В свою очередь, отзывы Долли о ее приятеле имеются в отрывках из дневника, опубликованных А. В. Флоровским, к сожалению, в труднодоступном для советских читателей ежегоднике.
В книге итальянской исследовательницы Н. Каухчишвили, которую я уже неоднократно цитировал, помимо почти полного текста дневника Д. Ф. Фикельмон за 1829–1831 годы, имеется специальная глава, посвященная ее отношениям с П. А. Вяземским.

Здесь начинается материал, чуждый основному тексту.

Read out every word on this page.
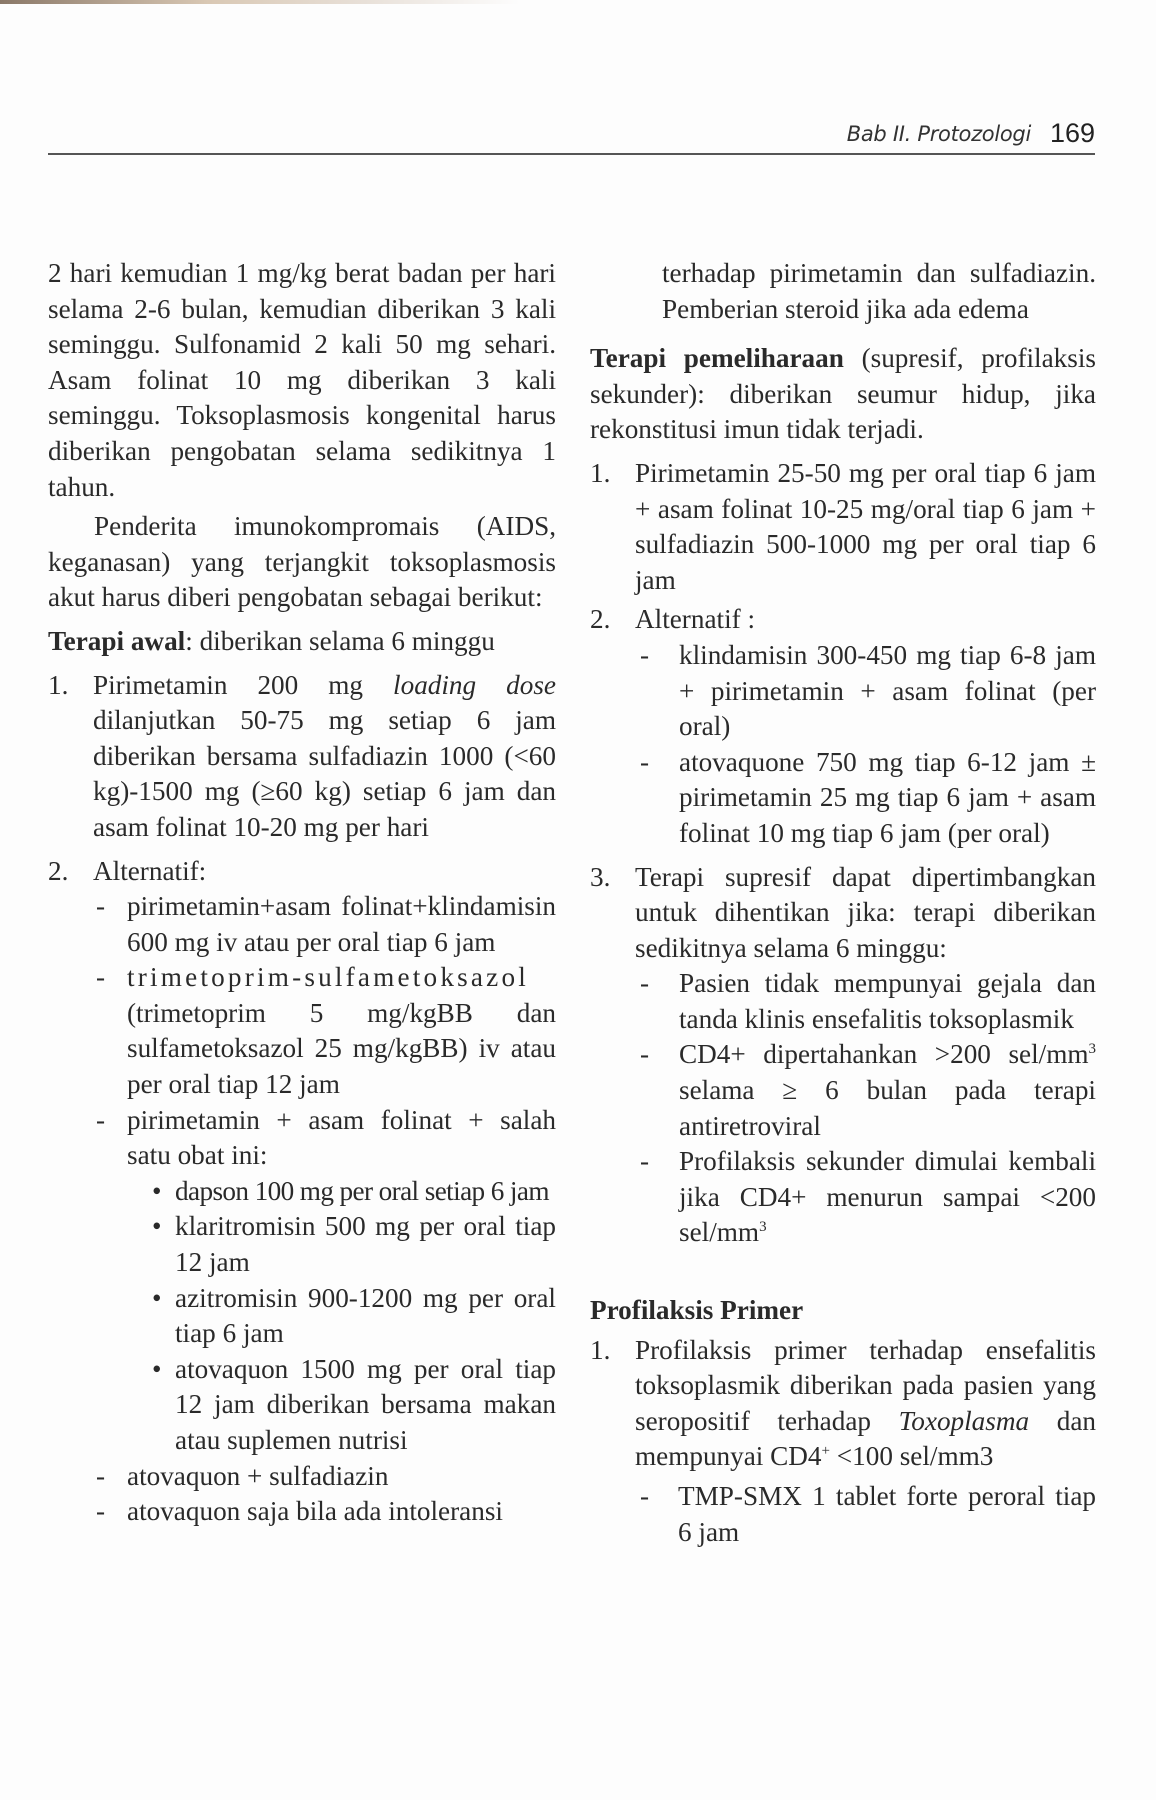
Bab II. Protozologi 169

2 hari kemudian 1 mg/kg berat badan per hari selama 2-6 bulan, kemudian diberikan 3 kali seminggu. Sulfonamid 2 kali 50 mg sehari. Asam folinat 10 mg diberikan 3 kali seminggu. Toksoplasmosis kongenital harus diberikan pengobatan selama sedikitnya 1 tahun.

Penderita imunokompromais (AIDS, keganasan) yang terjangkit toksoplasmosis akut harus diberi pengobatan sebagai berikut:

Terapi awal: diberikan selama 6 minggu

1. Pirimetamin 200 mg loading dose dilanjutkan 50-75 mg setiap 6 jam diberikan bersama sulfadiazin 1000 (<60 kg)-1500 mg (≥60 kg) setiap 6 jam dan asam folinat 10-20 mg per hari
2. Alternatif:
- pirimetamin+asam folinat+klindamisin 600 mg iv atau per oral tiap 6 jam
- trimetoprim-sulfametoksazol
(trimetoprim 5 mg/kgBB dan sulfametoksazol 25 mg/kgBB) iv atau per oral tiap 12 jam
- pirimetamin + asam folinat + salah satu obat ini:
• dapson 100 mg per oral setiap 6 jam
• klaritromisin 500 mg per oral tiap 12 jam
• azitromisin 900-1200 mg per oral tiap 6 jam
• atovaquon 1500 mg per oral tiap 12 jam diberikan bersama makan atau suplemen nutrisi
- atovaquon + sulfadiazin
- atovaquon saja bila ada intoleransi

terhadap pirimetamin dan sulfadiazin. Pemberian steroid jika ada edema

Terapi pemeliharaan (supresif, profilaksis sekunder): diberikan seumur hidup, jika rekonstitusi imun tidak terjadi.

1. Pirimetamin 25-50 mg per oral tiap 6 jam + asam folinat 10-25 mg/oral tiap 6 jam + sulfadiazin 500-1000 mg per oral tiap 6 jam
2. Alternatif :
- klindamisin 300-450 mg tiap 6-8 jam + pirimetamin + asam folinat (per oral)
- atovaquone 750 mg tiap 6-12 jam ± pirimetamin 25 mg tiap 6 jam + asam folinat 10 mg tiap 6 jam (per oral)
3. Terapi supresif dapat dipertimbangkan untuk dihentikan jika: terapi diberikan sedikitnya selama 6 minggu:
- Pasien tidak mempunyai gejala dan tanda klinis ensefalitis toksoplasmik
- CD4+ dipertahankan >200 sel/$mm^3$ selama ≥ 6 bulan pada terapi antiretroviral
- Profilaksis sekunder dimulai kembali jika CD4+ menurun sampai <200 sel/$mm^3$

Profilaksis Primer

1. Profilaksis primer terhadap ensefalitis toksoplasmik diberikan pada pasien yang seropositif terhadap Toxoplasma dan mempunyai CD4+ <100 sel/mm3
- TMP-SMX 1 tablet forte peroral tiap 6 jam
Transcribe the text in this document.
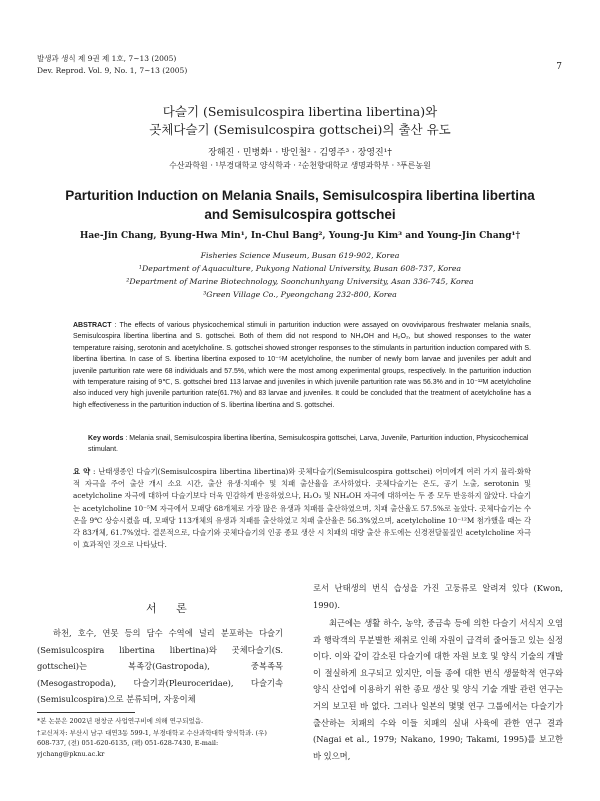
발생과 생식 제 9권 제 1호, 7~13 (2005)
Dev. Reprod. Vol. 9, No. 1, 7~13 (2005)	7
다슬기 (Semisulcospira libertina libertina)와
곳체다슬기 (Semisulcospira gottschei)의 출산 유도
장해진 · 민병화¹ · 방인철² · 김영주³ · 장영진¹†
수산과학원 · ¹부경대학교 양식학과 · ²순천향대학교 생명과학부 · ³푸른농원
Parturition Induction on Melania Snails, Semisulcospira libertina libertina
and Semisulcospira gottschei
Hae-Jin Chang, Byung-Hwa Min¹, In-Chul Bang², Young-Ju Kim³ and Young-Jin Chang¹†
Fisheries Science Museum, Busan 619-902, Korea
¹Department of Aquaculture, Pukyong National University, Busan 608-737, Korea
²Department of Marine Biotechnology, Soonchunhyang University, Asan 336-745, Korea
³Green Village Co., Pyeongchang 232-800, Korea
ABSTRACT : The effects of various physicochemical stimuli in parturition induction were assayed on ovoviviparous freshwater melania snails, Semisulcospira libertina libertina and S. gottschei. Both of them did not respond to NH₄OH and H₂O₂, but showed responses to the water temperature raising, serotonin and acetylcholine. S. gottschei showed stronger responses to the stimulants in parturition induction compared with S. libertina libertina. In case of S. libertina libertina exposed to 10⁻⁵M acetylcholine, the number of newly born larvae and juveniles per adult and juvenile parturition rate were 68 individuals and 57.5%, which were the most among experimental groups, respectively. In the parturition induction with temperature raising of 9℃, S. gottschei bred 113 larvae and juveniles in which juvenile parturition rate was 56.3% and in 10⁻¹²M acetylcholine also induced very high juvenile parturition rate(61.7%) and 83 larvae and juveniles. It could be concluded that the treatment of acetylcholine has a high effectiveness in the parturition induction of S. libertina libertina and S. gottschei.
Key words : Melania snail, Semisulcospira libertina libertina, Semisulcospira gottschei, Larva, Juvenile, Parturition induction, Physicochemical stimulant.
요 약 : 난태생종인 다슬기(Semisulcospira libertina libertina)와 곳체다슬기(Semisulcospira gottschei) 어미에게 여러 가지 물리·화학적 자극을 주어 출산 개시 소요 시간, 출산 유생·치패수 및 치패 출산율을 조사하였다. 곳체다슬기는 온도, 공기 노출, serotonin 및 acetylcholine 자극에 대하여 다슬기보다 더욱 민감하게 반응하였으나, H₂O₂ 및 NH₄OH 자극에 대하여는 두 종 모두 반응하지 않았다. 다슬기는 acetylcholine 10⁻⁵M 자극에서 모패당 68개체로 가장 많은 유생과 치패를 출산하였으며, 치패 출산율도 57.5%로 높았다. 곳체다슬기는 수온을 9℃ 상승시켰을 때, 모패당 113개체의 유생과 치패를 출산하였고 치패 출산율은 56.3%였으며, acetylcholine 10⁻¹²M 첨가했을 때는 각각 83개체, 61.7%였다. 결론적으로, 다슬기와 곳체다슬기의 인공 종묘 생산 시 치패의 대량 출산 유도에는 신경전달물질인 acetylcholine 자극이 효과적인 것으로 나타났다.
서 론
하천, 호수, 연못 등의 담수 수역에 널리 분포하는 다슬기(Semisulcospira libertina libertina)와 곳체다슬기(S. gottschei)는 복족강(Gastropoda), 중복족목(Mesogastropoda), 다슬기과(Pleuroceridae), 다슬기속(Semisulcospira)으로 분류되며, 자웅이체
*본 논문은 2002년 평창군 사업연구비에 의해 연구되었음.
†교신저자: 부산시 남구 대연3동 599-1, 부경대학교 수산과학대학 양식학과. (우) 608-737, (전) 051-620-6135, (팩) 051-628-7430, E-mail: yjchang@pknu.ac.kr
로서 난태생의 번식 습성을 가진 고둥류로 알려져 있다 (Kwon, 1990).
최근에는 생활 하수, 농약, 중금속 등에 의한 다슬기 서식지 오염과 행락객의 무분별한 채취로 인해 자원이 급격히 줄어들고 있는 실정이다. 이와 같이 감소된 다슬기에 대한 자원 보호 및 양식 기술의 개발이 절실하게 요구되고 있지만, 이들 종에 대한 번식 생물학적 연구와 양식 산업에 이용하기 위한 종묘 생산 및 양식 기술 개발 관련 연구는 거의 보고된 바 없다. 그러나 일본의 몇몇 연구 그룹에서는 다슬기가 출산하는 치패의 수와 이들 치패의 실내 사육에 관한 연구 결과(Nagai et al., 1979; Nakano, 1990; Takami, 1995)를 보고한 바 있으며,
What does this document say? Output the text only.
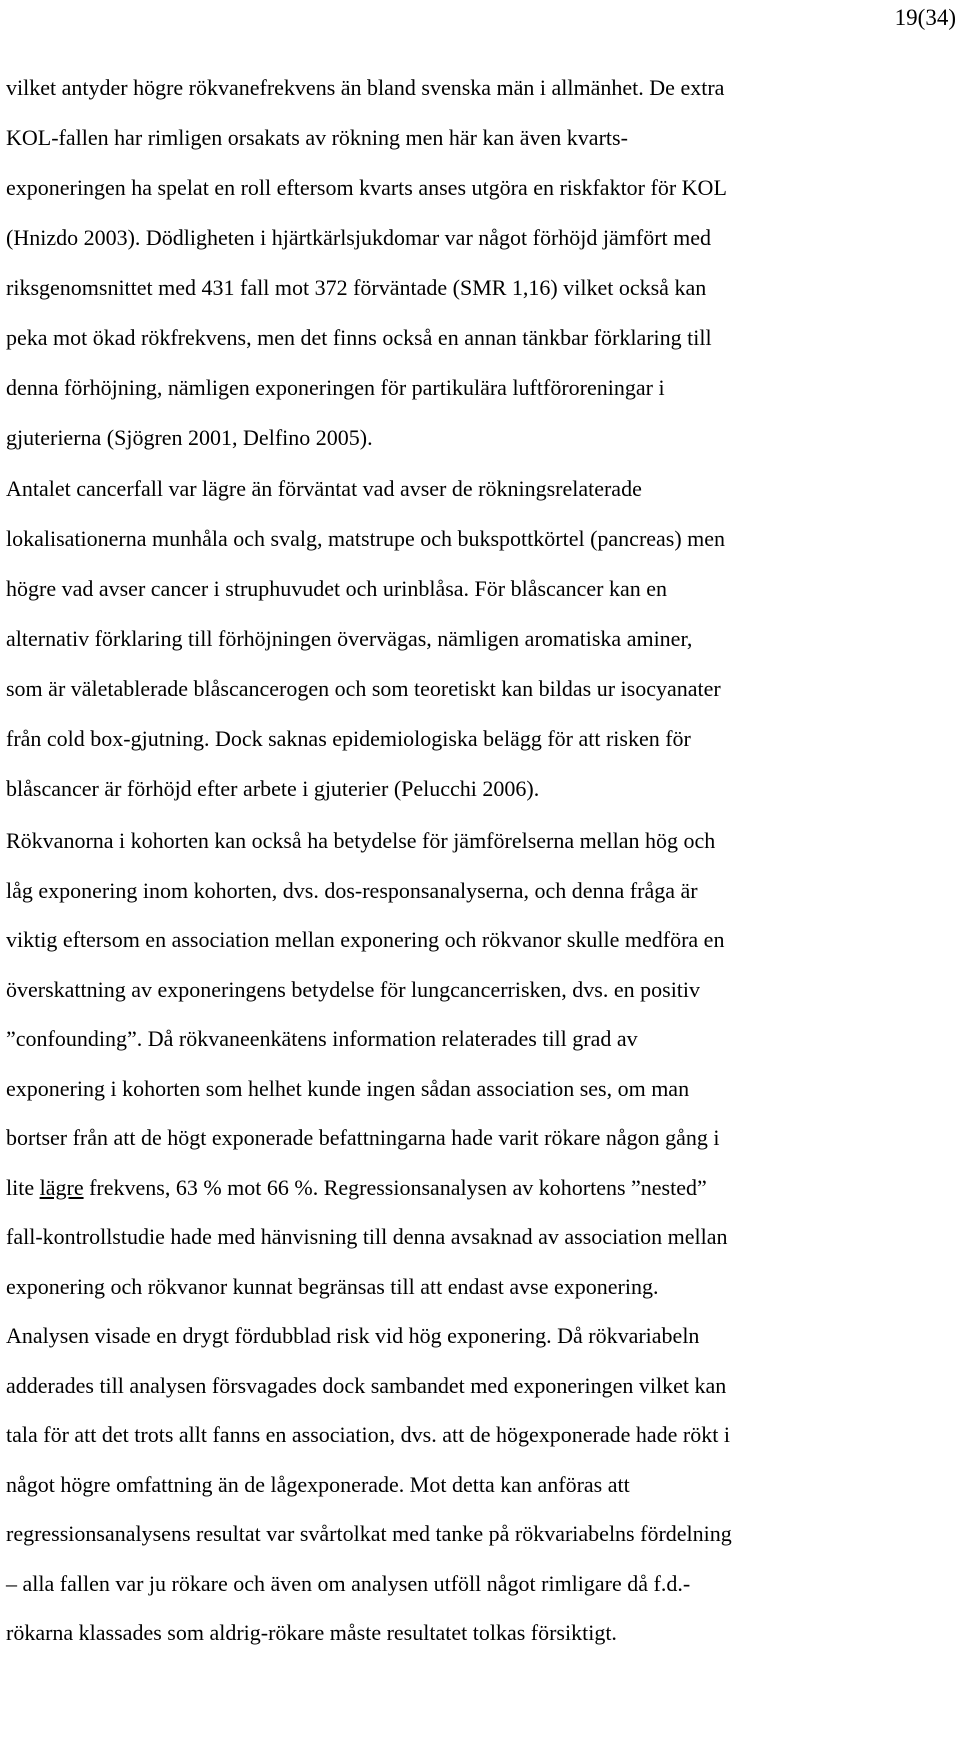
19(34)
vilket antyder högre rökvanefrekvens än bland svenska män i allmänhet. De extra
KOL-fallen har rimligen orsakats av rökning men här kan även kvarts-
exponeringen ha spelat en roll eftersom kvarts anses utgöra en riskfaktor för KOL
(Hnizdo 2003). Dödligheten i hjärtkärlsjukdomar var något förhöjd jämfört med
riksgenomsnittet med 431 fall mot 372 förväntade (SMR 1,16) vilket också kan
peka mot ökad rökfrekvens, men det finns också en annan tänkbar förklaring till
denna förhöjning, nämligen exponeringen för partikulära luftföroreningar i
gjuterierna (Sjögren 2001, Delfino 2005).
Antalet cancerfall var lägre än förväntat vad avser de rökningsrelaterade
lokalisationerna munhåla och svalg, matstrupe och bukspottkörtel (pancreas) men
högre vad avser cancer i struphuvudet och urinblåsa. För blåscancer kan en
alternativ förklaring till förhöjningen övervägas, nämligen aromatiska aminer,
som är väletablerade blåscancerogen och som teoretiskt kan bildas ur isocyanater
från cold box-gjutning. Dock saknas epidemiologiska belägg för att risken för
blåscancer är förhöjd efter arbete i gjuterier (Pelucchi 2006).
Rökvanorna i kohorten kan också ha betydelse för jämförelserna mellan hög och
låg exponering inom kohorten, dvs. dos-responsanalyserna, och denna fråga är
viktig eftersom en association mellan exponering och rökvanor skulle medföra en
överskattning av exponeringens betydelse för lungcancerrisken, dvs. en positiv
”confounding”. Då rökvaneenkätens information relaterades till grad av
exponering i kohorten som helhet kunde ingen sådan association ses, om man
bortser från att de högt exponerade befattningarna hade varit rökare någon gång i
lite lägre frekvens, 63 % mot 66 %. Regressionsanalysen av kohortens ”nested”
fall-kontrollstudie hade med hänvisning till denna avsaknad av association mellan
exponering och rökvanor kunnat begränsas till att endast avse exponering.
Analysen visade en drygt fördubblad risk vid hög exponering. Då rökvariabeln
adderades till analysen försvagades dock sambandet med exponeringen vilket kan
tala för att det trots allt fanns en association, dvs. att de högexponerade hade rökt i
något högre omfattning än de lågexponerade. Mot detta kan anföras att
regressionsanalysens resultat var svårtolkat med tanke på rökvariabelns fördelning
– alla fallen var ju rökare och även om analysen utföll något rimligare då f.d.-
rökarna klassades som aldrig-rökare måste resultatet tolkas försiktigt.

Непосредственные эпистолярные беседы Фикельмон и Вяземского до сих пор были известны очень мало. Более восьмидесяти лет назад сын Вяземского, Павел Петрович, опубликовал в своей большой работе о Пушкине отрывки из двух писем Долли к своему отцу, в которых упоминалось о поэте. Эти переведенные с французского тексты уже десятки лет цитируются во всех биографиях поэта, но, насколько мне известно, за исключением одного вновь опубликованного письма переводы не были сверены с подлинниками. Не были изучены и другие письма графини к Вяземскому, хранившиеся в Остафьевском архиве, который включен в настоящее время в Центральный государственный архив литературы и искусства (ЦГАЛИ).
Что касается писем П. А. Вяземского к Долли, то в отечественных источниках они не публиковались. Имелось лишь в сочинениях Петра Андреевича несколько упоминаний об отсылке его писем Фикельмон.